Fryer testified about how he was forced to be closeted to avoid losing his license to practice psychiatry. Gittings also read the testimony of those who refused to appear in person for fears akin to Fryer’s. The conference was declared a success by Gittings, and a year later in 1973 homosexuality was removed from the DSM as a mental health disorder. In response to the momentous act, a newspaper in Philadelphia published the story “Twenty Million Homosexuals Gain Instant Cure.”

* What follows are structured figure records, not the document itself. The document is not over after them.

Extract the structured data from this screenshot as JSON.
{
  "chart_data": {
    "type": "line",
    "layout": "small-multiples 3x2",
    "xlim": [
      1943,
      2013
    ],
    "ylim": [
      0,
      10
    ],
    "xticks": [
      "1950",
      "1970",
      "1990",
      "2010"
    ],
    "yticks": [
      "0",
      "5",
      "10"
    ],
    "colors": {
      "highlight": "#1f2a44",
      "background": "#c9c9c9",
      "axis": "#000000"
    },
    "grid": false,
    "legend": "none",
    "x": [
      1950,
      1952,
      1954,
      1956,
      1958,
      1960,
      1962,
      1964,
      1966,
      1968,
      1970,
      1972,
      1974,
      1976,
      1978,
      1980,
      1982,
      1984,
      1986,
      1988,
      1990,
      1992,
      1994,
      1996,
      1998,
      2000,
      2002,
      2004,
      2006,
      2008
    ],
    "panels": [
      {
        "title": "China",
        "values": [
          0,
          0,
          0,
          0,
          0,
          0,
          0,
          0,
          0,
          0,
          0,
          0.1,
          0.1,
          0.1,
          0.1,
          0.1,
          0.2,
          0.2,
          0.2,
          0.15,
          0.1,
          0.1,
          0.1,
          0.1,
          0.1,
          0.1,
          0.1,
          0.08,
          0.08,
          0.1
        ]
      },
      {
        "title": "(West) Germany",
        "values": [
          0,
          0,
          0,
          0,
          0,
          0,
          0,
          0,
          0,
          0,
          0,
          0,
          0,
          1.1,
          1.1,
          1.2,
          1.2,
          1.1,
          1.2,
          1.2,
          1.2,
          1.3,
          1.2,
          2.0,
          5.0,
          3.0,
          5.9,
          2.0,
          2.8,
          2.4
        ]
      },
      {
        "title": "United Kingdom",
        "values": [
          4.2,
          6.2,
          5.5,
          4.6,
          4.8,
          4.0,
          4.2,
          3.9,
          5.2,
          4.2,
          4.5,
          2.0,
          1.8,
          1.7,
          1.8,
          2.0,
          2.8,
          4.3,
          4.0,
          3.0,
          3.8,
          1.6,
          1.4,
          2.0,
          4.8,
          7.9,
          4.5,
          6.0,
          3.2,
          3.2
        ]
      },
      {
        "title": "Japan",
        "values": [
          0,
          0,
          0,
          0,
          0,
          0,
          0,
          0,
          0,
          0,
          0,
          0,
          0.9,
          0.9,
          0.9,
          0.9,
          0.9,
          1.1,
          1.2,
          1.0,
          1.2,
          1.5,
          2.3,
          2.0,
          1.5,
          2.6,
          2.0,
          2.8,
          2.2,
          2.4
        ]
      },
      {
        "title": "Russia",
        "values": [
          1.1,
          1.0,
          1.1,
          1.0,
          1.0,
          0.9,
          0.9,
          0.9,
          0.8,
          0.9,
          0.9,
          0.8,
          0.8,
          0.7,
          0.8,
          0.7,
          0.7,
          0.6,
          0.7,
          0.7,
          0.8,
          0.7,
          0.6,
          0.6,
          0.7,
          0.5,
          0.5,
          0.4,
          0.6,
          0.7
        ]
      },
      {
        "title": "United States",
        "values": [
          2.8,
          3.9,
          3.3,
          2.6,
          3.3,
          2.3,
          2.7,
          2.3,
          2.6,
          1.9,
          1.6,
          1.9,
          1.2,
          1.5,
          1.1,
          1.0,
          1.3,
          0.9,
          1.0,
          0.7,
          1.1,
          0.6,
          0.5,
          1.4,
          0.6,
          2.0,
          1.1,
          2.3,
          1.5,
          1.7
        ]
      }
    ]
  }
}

One of the first lesbians to appear on national television, Gittings was invited to the Phil Donahue Show in 1968, as well as the David Susskind Show in 1971 with six other women, where they discussed stereotypes and debated on various lesbian issues of the time. These public appearances helped make “lesbian” a household word and humanized homosexual women when public opinion of them was particularly low. Plus, she gave young people a positive role model to look up to in a world where there were so very few.
Gittings allowed herself to be the face of a movement that precious few were daring to step up for. Putting herself in front of America on their most favorite means of being entertained, she hid neither her face nor her name, risking everything in pursuit of equality.